Auch die SBB beschäftigt das einst als «Wundermittel» gefeierte Industriematerial nach wie vor. Denn auf Schweizer Schienen sind weiterhin Züge mit Baujahr vor 1990 unterwegs. Darin ist teilweise Asbest verbaut. Verdachtsmomente gibt es für Züge des Güterverkehrs, der Infrastruktur sowie des Personenverkehrs. Dort sind es beispielsweise die Fernverkehrszüge EW IV, der Pendelzug DPZ (S-Bahn), wenige Eurocity-Züge oder die Loks des Typs Re 420. Dieses Rollmaterial ist noch bis in die 2030er-Jahre im Einsatz.

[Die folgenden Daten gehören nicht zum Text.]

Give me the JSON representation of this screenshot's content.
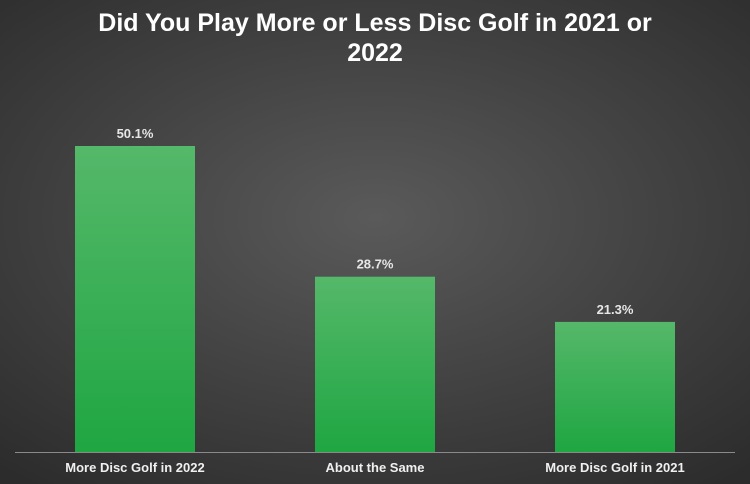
{
  "chart_data": {
    "type": "bar",
    "title": "Did You Play More or Less Disc Golf in 2021 or 2022",
    "categories": [
      "More Disc Golf in 2022",
      "About the Same",
      "More Disc Golf in 2021"
    ],
    "values": [
      50.1,
      28.7,
      21.3
    ],
    "data_labels": [
      "50.1%",
      "28.7%",
      "21.3%"
    ],
    "xlabel": "",
    "ylabel": "",
    "ylim": [
      0,
      60
    ],
    "grid": false,
    "legend": "none",
    "colors": {
      "bar_top": "#55b86a",
      "bar_bottom": "#1fa642",
      "background": "#3f3f3f",
      "axis_line": "#8a8a8a",
      "text": "#ffffff"
    }
  }
}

Um die Züge weiterhin sicher reparieren und dereinst verschrotten zu können, durchleuchten sie die SBB nun auf ihre Asbest-Gefahr. Dazu hat die Bahn kürzlich auf der Beschaffungsplattform des Bundes einen entsprechenden Auftrag ausgeschrieben. «Ziel ist es, eine Gefährdungsbeurteilung in Bezug auf Arbeitssicherheit, Gesundheit und Umwelt durchzuführen sowie potenziellen Sanierungsbedarf für Schadstoffe frühzeitig zu identifizieren», heisst es da.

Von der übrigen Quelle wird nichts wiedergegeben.